The Bulldogs had second-and-goal at the 9 when Mason faked a handoff and tried to hit Mitchell again on a quick slant.
This time, White stepped in to make the interception, setting off a wild celebration for the visiting team.
"I have a lot of respect for Georgia's program," said Johnson, savoring the Yellow Jackets' first win over Georgia since 2008 and only the second in the last 14 seasons. "That makes it even that much more impressive for us to be able to come in here and get a win."
Georgia fumbled twice at the Georgia Tech 1, but the Bulldogs snatched the ball away from Thomas at their own 1. Cornerback Damian Swann took that one 99 yards the other way for a touchdown, the longest fumble return in Bulldogs history.
Each team blocked a field goal, and Georgia kicker Marshall Morgan nearly took a fake field goal all the way to the end zone. Georgia Tech looked to be in position to clinch the victory after Georgia failed to cover a short kickoff, allowing the Yellow Jackets to recover deep in Bulldogs territory with just over 4 minutes remaining.
But Thomas made another huge mistake, losing control of the ball as he attempted to pump fake on a scramble. Georgia recovered and drove for the go-ahead touchdown.
Thomas and the Yellow Jackets weren't done.
"We had to move on," he said. "We did that and came out on top."
Georgia, which had been eliminated from a shot at playing in the Southeastern Conference championship game a day earlier when No. 17 Missouri rallied to beat Arkansas 21-14, walked off the field in a daze after another stunning setback.
This loss may cost the Bulldogs a shot at playing in a major bowl such as the Peach.
For Georgia Tech, which will face Florida State (No. 3 CFP, No. 1 AP) in the Atlantic Coast Conference championship game next week and could be headed to the Orange Bowl, the victory made up for a double-overtime loss to Georgia a year ago -- after the Yellow Jackets squandered a 20-0 lead.
"We kind of felt like we had them where we wanted," Laskey recalled. "So this year it was special, especially for the seniors."
Laskey rushed for 140 yards on 26 carries, scoring on runs of 4, 8 and 2 yards. Darren Waller hauled in the Yellow Jackets' other TD on a 7-yard pass from Thomas.

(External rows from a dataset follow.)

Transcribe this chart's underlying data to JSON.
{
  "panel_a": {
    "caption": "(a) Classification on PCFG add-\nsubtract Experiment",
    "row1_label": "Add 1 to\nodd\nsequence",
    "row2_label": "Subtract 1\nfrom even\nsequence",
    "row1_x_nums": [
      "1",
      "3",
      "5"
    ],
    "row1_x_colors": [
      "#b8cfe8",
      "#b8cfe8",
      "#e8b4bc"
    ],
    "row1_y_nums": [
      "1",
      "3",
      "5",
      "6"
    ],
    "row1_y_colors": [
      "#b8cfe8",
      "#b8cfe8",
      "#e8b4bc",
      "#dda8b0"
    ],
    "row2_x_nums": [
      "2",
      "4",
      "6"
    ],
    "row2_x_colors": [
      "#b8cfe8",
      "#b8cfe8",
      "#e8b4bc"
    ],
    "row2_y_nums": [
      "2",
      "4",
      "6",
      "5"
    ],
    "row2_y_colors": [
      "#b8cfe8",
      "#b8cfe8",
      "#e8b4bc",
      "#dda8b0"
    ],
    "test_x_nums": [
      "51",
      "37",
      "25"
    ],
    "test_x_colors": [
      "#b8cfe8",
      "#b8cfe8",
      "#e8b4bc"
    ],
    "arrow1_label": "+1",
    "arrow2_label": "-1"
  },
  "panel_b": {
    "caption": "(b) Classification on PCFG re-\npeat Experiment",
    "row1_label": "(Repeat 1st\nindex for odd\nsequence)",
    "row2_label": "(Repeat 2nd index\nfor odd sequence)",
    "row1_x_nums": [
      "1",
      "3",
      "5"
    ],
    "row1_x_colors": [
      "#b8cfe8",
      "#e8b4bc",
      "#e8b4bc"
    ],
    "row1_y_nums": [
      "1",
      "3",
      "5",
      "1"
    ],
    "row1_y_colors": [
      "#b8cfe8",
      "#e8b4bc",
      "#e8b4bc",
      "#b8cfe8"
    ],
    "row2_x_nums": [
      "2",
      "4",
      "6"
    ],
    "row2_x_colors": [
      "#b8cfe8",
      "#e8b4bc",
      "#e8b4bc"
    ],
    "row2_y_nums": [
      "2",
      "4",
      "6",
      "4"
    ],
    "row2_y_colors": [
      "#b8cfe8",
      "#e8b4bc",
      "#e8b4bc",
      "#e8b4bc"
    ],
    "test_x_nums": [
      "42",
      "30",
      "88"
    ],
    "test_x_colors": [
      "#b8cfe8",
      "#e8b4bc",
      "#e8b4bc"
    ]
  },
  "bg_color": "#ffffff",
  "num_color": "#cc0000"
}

Georgia freshman Nick Chubb had his seventh straight 100-yard game, most of those filling in for star running back Todd Gurley. But Chubb was largely shut down after halftime, gaining only 12 of his 129 yards over the final two quarters and overtime.
Mason was 18 of 28 for 194 yards. His touchdown pass to Mitchell appeared to be the game-winner, but the fifth-year senior walked numbly off the field after his final throw at Sanford Stadium.
"I thought for a second it might be the sweetest way to write the story," Mason said. "But it didn't happen."